Das heißt, gigantische Hungersnöte? Das wären ja Katastrophen, die Andreas Ernst lieber umschifft. „Der Homo Sapiens ist ein unglaublich brillantes Erfolgsmodell. Jetzt müssen wir aber selber aufpassen, dass wir uns nicht zu Tode siegen. Der ständige Fortschritt beflügelt, er benebelt aber auch. Die meisten Leute, besonders in der Wirtschaft, scheinen davon auszugehen, dass es einfach immer so weitergeht. Ich kann mir das nicht vorstellen. Der Klimawandel ist eine Tatsache. Und er schlägt in den äquatorialen Gegenden am härtesten zu, das ist jetzt schon absehbar.
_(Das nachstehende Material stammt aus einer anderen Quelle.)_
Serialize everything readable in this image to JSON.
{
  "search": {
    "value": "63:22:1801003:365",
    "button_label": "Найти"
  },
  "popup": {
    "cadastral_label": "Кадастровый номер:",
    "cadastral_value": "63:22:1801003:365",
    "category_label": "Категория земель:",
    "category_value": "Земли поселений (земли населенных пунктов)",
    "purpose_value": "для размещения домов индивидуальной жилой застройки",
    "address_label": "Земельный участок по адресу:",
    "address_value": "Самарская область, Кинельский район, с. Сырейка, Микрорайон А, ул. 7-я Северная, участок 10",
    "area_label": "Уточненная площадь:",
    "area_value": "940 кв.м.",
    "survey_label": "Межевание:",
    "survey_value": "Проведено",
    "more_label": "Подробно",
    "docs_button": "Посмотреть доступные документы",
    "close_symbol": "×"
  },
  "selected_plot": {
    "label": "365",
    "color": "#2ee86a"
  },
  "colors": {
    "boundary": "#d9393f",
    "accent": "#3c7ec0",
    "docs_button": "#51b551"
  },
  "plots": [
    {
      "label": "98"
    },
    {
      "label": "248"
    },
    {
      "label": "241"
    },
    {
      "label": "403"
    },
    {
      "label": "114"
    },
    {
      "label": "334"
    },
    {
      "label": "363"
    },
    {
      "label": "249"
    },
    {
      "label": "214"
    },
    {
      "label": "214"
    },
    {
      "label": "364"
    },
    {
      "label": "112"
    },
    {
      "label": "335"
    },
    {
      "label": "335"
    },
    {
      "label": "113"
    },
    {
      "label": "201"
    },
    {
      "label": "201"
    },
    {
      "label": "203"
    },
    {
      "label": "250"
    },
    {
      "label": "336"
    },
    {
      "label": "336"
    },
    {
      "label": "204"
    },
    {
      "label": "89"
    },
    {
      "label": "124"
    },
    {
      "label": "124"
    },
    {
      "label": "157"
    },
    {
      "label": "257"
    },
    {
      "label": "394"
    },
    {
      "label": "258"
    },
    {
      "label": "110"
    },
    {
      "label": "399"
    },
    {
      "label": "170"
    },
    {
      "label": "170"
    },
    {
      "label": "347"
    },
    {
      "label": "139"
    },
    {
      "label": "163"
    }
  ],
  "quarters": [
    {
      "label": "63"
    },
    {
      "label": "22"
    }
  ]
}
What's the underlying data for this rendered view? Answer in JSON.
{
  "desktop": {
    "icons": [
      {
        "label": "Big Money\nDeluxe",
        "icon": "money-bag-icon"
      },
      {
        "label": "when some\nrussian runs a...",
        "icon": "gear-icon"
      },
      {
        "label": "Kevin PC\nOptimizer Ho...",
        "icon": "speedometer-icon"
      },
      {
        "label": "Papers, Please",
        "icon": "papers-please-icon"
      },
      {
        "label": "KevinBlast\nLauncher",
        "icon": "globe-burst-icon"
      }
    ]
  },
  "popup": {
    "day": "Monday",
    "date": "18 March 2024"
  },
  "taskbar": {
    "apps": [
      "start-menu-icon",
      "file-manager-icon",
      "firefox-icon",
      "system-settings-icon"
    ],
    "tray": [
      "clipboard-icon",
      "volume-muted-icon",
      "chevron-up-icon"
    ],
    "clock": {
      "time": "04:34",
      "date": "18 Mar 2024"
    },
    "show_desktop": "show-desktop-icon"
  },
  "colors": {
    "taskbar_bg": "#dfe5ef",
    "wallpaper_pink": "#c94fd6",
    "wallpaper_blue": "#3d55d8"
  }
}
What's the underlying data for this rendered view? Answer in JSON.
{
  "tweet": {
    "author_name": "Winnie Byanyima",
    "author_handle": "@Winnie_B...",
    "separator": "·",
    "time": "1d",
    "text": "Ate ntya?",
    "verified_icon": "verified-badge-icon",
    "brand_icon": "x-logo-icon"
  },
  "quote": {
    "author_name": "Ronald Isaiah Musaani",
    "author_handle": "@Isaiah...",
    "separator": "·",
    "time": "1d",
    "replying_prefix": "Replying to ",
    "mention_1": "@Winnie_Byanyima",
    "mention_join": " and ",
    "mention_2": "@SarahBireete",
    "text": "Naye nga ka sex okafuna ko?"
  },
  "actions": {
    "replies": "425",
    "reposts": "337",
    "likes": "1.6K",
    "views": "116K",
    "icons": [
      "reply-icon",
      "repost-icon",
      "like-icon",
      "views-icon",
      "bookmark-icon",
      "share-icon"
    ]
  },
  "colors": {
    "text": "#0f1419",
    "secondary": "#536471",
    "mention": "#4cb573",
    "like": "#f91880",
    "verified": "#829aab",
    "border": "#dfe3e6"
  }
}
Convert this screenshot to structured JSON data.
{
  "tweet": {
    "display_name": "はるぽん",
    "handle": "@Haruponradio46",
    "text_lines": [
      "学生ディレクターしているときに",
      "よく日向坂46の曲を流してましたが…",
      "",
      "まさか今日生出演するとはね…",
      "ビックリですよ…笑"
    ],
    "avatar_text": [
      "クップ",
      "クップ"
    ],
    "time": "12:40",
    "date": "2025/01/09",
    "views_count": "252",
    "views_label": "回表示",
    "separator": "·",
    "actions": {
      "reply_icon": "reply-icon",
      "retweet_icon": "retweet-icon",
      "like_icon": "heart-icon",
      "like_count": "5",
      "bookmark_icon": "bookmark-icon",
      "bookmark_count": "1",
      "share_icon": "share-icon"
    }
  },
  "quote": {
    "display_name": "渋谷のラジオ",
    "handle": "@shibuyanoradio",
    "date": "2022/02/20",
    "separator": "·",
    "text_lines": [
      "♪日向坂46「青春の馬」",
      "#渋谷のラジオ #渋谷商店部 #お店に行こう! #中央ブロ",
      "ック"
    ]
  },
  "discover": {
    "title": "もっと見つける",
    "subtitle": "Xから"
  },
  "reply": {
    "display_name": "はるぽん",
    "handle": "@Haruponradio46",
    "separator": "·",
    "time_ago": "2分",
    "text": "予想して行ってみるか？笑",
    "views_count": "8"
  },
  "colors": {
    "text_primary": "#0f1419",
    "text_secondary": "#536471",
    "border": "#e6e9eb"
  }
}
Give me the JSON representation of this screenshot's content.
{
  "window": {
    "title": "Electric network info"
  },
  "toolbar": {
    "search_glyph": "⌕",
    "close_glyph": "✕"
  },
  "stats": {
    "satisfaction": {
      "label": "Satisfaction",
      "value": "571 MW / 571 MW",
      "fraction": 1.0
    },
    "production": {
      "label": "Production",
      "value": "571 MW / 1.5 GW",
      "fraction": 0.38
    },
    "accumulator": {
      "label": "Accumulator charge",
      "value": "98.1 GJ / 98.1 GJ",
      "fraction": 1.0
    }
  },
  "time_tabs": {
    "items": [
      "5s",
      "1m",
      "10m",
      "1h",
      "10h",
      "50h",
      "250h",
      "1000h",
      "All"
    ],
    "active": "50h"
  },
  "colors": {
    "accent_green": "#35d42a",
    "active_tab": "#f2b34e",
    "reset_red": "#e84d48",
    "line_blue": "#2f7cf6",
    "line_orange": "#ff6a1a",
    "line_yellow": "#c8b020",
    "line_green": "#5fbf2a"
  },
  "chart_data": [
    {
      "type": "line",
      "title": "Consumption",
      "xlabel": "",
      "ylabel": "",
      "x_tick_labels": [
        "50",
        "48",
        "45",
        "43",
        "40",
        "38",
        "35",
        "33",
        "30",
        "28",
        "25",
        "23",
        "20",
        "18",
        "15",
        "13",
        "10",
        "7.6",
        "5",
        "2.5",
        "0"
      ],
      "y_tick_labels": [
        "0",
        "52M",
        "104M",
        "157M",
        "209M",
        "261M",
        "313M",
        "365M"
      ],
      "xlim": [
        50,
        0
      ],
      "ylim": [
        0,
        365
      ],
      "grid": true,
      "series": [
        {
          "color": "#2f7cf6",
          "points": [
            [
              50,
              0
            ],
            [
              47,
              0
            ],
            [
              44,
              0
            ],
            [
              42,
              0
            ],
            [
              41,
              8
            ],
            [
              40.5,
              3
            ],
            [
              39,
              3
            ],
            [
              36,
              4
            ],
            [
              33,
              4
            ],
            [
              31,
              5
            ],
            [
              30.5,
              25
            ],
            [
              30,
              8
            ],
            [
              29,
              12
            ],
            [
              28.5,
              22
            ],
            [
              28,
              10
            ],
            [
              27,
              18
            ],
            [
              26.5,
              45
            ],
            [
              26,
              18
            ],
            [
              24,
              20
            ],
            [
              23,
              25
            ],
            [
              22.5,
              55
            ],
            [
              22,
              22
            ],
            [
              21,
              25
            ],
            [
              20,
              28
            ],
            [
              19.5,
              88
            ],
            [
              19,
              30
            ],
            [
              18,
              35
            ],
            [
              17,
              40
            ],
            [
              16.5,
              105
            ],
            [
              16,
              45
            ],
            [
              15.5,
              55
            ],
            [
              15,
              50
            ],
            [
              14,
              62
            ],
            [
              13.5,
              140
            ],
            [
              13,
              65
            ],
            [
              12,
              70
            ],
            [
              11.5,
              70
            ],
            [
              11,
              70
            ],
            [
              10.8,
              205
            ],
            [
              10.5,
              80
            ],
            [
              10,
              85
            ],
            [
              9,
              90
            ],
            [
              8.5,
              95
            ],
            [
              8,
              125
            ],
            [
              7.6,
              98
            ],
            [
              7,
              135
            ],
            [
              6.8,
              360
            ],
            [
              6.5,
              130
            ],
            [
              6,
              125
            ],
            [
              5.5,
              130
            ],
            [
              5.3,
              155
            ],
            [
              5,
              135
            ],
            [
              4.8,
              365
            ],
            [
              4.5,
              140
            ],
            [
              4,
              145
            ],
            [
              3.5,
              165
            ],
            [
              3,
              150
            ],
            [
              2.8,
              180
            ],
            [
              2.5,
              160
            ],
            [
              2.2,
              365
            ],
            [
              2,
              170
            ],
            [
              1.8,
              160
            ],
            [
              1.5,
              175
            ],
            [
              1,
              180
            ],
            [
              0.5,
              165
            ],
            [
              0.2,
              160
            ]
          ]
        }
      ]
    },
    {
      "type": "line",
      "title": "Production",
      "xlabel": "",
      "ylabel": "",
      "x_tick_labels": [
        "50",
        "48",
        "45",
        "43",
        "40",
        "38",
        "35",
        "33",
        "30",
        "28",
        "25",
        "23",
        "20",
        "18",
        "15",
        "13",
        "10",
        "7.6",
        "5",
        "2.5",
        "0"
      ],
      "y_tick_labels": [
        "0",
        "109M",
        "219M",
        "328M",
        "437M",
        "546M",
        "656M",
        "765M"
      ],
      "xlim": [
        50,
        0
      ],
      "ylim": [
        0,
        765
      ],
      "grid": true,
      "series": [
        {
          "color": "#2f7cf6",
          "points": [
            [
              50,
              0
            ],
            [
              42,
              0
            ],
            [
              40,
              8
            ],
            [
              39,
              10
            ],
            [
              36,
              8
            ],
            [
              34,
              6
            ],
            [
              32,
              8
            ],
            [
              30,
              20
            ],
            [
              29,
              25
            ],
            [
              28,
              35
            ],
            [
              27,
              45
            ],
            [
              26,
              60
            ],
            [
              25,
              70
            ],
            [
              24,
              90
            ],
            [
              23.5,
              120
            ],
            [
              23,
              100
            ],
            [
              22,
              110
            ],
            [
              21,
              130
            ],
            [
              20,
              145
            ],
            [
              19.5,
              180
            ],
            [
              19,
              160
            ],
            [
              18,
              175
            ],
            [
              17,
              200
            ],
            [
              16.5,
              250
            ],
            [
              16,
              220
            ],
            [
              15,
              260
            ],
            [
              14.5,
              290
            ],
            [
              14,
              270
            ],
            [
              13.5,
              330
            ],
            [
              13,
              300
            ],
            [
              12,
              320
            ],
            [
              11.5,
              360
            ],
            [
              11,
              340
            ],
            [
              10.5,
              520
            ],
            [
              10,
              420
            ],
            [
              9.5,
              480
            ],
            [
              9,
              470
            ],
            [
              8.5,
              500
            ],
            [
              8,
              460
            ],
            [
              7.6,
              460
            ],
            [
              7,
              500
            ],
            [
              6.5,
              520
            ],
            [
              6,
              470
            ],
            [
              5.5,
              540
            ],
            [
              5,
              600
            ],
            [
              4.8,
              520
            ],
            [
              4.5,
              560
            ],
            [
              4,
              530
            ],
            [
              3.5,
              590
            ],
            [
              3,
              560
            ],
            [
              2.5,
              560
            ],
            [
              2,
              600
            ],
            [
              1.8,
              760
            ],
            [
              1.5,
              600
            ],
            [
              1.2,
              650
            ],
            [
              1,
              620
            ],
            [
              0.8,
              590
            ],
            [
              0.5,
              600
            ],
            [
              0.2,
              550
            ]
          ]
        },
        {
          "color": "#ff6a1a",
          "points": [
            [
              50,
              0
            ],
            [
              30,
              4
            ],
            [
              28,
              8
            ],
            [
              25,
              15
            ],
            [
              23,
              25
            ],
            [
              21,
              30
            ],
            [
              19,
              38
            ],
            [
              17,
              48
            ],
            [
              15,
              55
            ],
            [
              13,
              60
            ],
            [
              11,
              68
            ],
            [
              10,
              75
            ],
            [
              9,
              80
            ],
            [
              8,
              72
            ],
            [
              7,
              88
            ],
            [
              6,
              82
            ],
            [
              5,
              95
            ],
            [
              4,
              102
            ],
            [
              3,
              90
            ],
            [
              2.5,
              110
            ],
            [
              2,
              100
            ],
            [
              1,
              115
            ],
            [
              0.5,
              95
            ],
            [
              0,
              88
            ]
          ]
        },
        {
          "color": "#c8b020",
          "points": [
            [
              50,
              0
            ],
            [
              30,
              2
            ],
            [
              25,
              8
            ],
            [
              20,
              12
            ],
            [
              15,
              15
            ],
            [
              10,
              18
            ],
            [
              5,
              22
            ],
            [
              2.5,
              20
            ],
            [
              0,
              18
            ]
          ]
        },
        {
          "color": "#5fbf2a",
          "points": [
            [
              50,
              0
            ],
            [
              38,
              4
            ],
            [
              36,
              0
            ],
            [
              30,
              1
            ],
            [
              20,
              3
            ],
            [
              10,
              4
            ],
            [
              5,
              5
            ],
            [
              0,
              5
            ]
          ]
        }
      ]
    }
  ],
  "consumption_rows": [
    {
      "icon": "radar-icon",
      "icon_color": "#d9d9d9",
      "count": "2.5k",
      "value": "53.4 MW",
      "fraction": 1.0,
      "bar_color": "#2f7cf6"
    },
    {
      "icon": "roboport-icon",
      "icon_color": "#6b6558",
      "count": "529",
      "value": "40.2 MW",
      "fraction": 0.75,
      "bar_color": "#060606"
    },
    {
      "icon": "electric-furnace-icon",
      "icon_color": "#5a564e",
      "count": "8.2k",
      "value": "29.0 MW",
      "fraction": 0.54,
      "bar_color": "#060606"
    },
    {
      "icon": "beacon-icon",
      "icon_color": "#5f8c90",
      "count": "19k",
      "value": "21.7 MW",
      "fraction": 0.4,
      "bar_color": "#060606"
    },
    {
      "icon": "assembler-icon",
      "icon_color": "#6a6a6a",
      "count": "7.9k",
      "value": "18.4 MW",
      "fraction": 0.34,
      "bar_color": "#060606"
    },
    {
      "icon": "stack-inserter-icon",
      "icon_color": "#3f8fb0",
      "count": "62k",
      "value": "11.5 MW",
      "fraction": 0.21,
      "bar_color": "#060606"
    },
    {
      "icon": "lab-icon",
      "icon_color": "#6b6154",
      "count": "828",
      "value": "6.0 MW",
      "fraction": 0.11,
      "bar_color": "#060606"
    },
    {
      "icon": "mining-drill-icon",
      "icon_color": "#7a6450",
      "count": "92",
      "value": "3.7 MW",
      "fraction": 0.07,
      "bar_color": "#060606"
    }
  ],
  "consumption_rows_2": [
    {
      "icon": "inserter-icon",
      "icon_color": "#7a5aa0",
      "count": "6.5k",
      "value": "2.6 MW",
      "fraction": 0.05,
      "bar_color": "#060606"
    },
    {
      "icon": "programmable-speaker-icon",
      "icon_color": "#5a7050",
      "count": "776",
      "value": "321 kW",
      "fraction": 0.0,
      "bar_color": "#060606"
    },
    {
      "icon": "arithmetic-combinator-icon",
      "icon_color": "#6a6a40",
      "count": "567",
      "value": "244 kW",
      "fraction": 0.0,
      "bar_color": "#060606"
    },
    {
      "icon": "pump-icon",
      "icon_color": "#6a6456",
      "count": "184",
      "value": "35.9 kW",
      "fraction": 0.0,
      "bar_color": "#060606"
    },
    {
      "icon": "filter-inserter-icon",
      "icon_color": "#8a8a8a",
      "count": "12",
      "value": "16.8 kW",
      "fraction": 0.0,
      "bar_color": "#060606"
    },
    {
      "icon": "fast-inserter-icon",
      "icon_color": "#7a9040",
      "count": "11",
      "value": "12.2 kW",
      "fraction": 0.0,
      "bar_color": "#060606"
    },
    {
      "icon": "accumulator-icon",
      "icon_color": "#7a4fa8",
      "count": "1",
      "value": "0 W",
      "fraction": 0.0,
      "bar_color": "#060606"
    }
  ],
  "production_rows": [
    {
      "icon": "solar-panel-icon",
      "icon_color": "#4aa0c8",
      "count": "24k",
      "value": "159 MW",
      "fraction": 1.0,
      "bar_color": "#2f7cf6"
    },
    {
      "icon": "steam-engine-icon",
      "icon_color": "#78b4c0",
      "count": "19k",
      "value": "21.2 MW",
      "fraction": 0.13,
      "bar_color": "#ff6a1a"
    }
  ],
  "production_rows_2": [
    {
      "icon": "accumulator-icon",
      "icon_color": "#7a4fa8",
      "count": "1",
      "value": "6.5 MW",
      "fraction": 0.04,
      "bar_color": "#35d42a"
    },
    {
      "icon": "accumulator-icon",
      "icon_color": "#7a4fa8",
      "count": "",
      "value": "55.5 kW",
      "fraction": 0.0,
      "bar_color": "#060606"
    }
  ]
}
Klar, heiß ist es da jetzt auch, aber hinzukommen wird zunehmende Trockenheit, und wenn es mal regnet, dann gleich in so großen Mengen, dass der ausgedörrte Boden das nicht mehr aufnehmen kann. Die Fruchtbarkeit verschiebt sich immer mehr in Richtung der Pole. Was dann? Wenn in Russland zum Beispiel der Süden austrocknet, kann man die Anbauflächen ja nicht einfach nach Sibirien verlagern, dort tauen dann die Permafrostböden gerade erst auf, und das heißt Matsch, da können Sie nichts anbauen. Es könnte tatsächlich große Wanderungsbewegungen geben.“ Die gegenwärtigen Flüchtlingswellen haben überwiegend politische Ursachen – und sind wahrscheinlich bescheiden gegenüber dem, was noch kommen könnte, wenn Ernst recht hat.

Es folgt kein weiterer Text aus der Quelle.